Eine Publikation der Swissprofessionalmedia AG
12.04.2019

Meilenstein in der additiven Fertigung mit amorphen Metallen

Heraeus präsentierte auf der Messe "Automate 2019" in Chicago vom 8. bis 12. April ein additiv gefertigtes Zahnrad als Weltrekord im Bereich der amorphen Metalle. Das Bauteil wurde in einer Standard-SLM-Anlage mit Material aus dem Haus gedruckt.

Mit der Weltpremiere sprengt Heraeus die bisherigen Grenzen im 3D-Druck und eröffnet völlig neue Möglichkeiten im Design für unterschiedlichste Industriebereiche: von Automatisierungslösungen und Robotik über Luftfahrt, Medizintechnik bis hin zur Automobilindustrie.
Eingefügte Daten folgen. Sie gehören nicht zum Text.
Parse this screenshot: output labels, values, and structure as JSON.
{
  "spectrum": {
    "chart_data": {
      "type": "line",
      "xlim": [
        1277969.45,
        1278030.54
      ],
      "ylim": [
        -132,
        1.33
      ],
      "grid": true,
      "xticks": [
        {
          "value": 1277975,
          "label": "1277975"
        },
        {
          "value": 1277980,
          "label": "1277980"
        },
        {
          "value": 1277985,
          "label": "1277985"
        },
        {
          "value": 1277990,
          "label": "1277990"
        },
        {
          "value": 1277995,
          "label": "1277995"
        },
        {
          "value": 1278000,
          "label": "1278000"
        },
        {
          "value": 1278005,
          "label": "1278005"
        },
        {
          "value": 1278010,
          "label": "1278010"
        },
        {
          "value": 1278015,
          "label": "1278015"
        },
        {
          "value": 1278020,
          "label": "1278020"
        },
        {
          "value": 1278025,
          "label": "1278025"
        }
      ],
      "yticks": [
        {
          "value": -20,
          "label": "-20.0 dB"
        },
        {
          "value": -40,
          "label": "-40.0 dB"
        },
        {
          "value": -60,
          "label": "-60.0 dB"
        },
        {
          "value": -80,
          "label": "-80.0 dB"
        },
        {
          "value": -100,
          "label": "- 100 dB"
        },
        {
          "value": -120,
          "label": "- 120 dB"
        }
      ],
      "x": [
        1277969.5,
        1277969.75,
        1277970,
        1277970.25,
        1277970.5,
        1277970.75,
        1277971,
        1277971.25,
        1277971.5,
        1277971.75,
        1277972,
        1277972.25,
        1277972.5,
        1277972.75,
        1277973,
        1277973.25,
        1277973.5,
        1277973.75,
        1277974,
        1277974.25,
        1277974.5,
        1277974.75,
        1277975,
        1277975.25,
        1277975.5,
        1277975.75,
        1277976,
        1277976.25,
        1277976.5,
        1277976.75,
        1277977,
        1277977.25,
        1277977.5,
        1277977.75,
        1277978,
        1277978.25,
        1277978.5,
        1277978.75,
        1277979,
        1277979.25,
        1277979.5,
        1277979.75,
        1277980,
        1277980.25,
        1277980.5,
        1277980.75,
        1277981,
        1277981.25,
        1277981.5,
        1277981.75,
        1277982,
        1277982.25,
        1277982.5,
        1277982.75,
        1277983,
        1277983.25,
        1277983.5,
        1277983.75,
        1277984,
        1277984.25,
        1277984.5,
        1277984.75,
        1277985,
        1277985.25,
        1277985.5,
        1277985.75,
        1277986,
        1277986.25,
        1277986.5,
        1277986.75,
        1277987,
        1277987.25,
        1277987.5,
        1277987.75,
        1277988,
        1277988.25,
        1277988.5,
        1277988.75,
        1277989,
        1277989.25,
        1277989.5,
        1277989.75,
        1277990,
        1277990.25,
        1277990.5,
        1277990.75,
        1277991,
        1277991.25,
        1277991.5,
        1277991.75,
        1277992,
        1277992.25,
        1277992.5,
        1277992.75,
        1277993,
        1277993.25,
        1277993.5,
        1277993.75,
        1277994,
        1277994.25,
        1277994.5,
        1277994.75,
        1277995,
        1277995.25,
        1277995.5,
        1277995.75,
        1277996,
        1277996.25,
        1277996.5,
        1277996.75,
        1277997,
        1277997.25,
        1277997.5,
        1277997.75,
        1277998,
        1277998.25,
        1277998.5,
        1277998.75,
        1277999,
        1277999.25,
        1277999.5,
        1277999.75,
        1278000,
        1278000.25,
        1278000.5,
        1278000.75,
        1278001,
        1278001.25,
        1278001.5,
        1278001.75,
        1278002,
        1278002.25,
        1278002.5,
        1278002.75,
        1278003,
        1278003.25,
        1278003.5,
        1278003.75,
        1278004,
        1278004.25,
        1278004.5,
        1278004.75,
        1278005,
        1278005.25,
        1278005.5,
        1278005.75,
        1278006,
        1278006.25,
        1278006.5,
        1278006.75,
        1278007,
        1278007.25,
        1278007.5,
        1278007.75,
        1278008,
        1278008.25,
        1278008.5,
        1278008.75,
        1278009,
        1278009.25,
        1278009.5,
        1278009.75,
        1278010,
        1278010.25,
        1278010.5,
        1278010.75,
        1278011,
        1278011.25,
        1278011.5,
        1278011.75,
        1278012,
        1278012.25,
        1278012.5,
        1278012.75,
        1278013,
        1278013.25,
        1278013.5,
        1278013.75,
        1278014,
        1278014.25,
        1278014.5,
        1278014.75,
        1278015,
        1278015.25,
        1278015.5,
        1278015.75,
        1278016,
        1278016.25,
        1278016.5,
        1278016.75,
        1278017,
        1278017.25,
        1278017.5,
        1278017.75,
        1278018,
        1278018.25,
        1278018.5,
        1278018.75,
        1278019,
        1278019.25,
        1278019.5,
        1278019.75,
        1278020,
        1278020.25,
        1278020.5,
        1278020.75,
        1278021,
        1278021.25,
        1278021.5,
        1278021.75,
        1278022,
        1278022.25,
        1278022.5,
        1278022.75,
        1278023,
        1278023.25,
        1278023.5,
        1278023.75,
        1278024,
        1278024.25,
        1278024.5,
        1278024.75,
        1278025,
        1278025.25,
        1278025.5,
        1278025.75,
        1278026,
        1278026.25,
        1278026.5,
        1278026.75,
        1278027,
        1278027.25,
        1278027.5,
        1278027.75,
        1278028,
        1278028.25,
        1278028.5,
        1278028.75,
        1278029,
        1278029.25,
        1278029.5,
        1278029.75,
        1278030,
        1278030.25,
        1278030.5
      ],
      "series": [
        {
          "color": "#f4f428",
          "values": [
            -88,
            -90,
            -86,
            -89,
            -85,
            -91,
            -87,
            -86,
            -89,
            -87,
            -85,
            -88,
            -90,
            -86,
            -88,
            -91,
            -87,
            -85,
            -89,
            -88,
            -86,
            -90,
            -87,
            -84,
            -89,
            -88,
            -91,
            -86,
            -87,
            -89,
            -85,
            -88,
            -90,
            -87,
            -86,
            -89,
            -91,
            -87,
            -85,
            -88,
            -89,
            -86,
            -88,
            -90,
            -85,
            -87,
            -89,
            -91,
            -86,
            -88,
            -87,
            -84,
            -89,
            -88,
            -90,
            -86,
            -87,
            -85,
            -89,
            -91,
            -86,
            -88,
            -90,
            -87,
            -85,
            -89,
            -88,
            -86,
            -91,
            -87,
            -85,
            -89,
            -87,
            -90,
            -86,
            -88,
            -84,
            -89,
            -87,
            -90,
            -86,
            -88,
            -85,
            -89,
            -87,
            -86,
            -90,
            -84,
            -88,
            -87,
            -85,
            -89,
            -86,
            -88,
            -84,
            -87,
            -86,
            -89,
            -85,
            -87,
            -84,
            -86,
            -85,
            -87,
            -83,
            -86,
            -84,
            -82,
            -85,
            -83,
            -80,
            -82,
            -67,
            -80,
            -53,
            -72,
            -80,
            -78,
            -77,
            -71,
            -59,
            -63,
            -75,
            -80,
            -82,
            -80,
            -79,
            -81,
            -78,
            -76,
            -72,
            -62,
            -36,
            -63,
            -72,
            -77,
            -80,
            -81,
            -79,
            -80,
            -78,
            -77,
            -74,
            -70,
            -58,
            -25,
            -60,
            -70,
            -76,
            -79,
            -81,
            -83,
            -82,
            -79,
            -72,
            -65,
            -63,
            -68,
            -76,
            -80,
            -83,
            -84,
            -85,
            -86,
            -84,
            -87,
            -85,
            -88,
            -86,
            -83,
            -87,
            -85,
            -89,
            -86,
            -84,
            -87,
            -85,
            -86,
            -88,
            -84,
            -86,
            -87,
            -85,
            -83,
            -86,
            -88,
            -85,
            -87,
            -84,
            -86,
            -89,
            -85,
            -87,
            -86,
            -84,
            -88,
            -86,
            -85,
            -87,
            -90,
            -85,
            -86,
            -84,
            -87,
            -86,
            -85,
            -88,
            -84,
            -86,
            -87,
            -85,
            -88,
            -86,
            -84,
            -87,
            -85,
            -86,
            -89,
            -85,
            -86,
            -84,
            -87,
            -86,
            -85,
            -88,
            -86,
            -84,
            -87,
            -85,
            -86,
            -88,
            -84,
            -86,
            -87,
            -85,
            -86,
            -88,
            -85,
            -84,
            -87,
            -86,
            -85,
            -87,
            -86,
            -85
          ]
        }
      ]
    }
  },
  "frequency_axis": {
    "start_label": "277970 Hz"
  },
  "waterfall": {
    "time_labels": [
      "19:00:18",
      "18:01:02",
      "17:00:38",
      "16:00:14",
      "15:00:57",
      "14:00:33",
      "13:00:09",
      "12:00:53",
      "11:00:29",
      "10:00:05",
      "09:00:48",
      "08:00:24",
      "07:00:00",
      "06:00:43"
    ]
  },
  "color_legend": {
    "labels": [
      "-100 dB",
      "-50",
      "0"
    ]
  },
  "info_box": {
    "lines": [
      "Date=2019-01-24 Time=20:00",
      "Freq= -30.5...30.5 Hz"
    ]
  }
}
Das von Heraeus 3D-gedruckte Zahnrad stellt die bisherigen Ergebnisse in den Schatten: Zwei Kilogramm bringt das additiv gefertigte Bauteil auf die Waage. Bisher waren aufgrund der erforderlichen hohen Abkühlraten von meist über 1000 K/s nur kleine Teile aus amorphen Metallen herstellbar.

50 Prozent Material- und damit Gewichtseinsparung erreichten die Material- und Prozessexperten dadurch, dass sie bei der Entwicklung des amorphen Zahnrads gleichzeitig seine Topologie optimierten. Damit habe man die bestehenden Grenzen der Technik hinsichtlich Grösse und Komplexität neu definiert, heisst es von Seiten Heraeus. Dies revolutioniere die Designmöglichkeiten, beispielsweise in der Automatisierungsbranche und in der Robotik. Den Weltrekord realisierte Heraeus mit einem handelsüblichen Laserschmelzdrucker.

Amorphe Metalle erlauben vollkommen neue Designmöglichkeiten und Anwendungen
Amorphe Metalle weisen eine ungeordnete, nicht kristalline Struktur auf, anders als reine Metalle und klassische Legierungen. Sie vereinen Eigenschaften in einem Material, die sich üblicherweise ausschliessen: extreme Härte und Druckfestigkeit bei gleichermassen hoher Elastizität. Sie zeichnen sich entsprechend durch eine gute Korrosionsbeständigkeit, hervorragende Verschleissfestigkeit und eine hohe Streckgrenze in Kombination mit der Elastizität von Polymeren aus. Zudem besitzen sie weichmagnetische Eigenschaften und sind deshalb leicht zu magnetisieren und zu entmagnetisieren. Mit dieser Kombination von Eigenschaften sind amorphe Metalle Stahl, Titan und vielen anderen Werkstoffen überlegen.

Weniger Gewicht dank präziser Fertigung
Die hochpräzise schichtweise Herstellung mit Spezialwerkstoffen von Heraeus senkt auch den Materialverbrauch und hilft so, Gewicht und Kosten zu sparen. 3D-Druck verringert den gesamten Produktionsaufwand: Komplexe Bauteile benötigen mit konventionellen Methoden zahlreiche Arbeits- und Fertigungsschritte. Mehrere Einzelteile müssen produziert und anschliessend zusammengefügt werden. 3D-Drucker erledigen dies in einem einzigen Vorgang. Nach dem Aufbau im Drucker sind auch bewegliche Teile sofort einsatzbereit und voll funktionsfähig.

heraeus.com



Das 2 kg wiegende Zahnrad ist das bisher weltweit grösste additiv gefertigte Bauteil aus amorphem Metall. (Bilder: Heraeus)


Ein Mitarbeiter von Heraeus entnimmt das Bauteil der Standard-SLM-Anlage.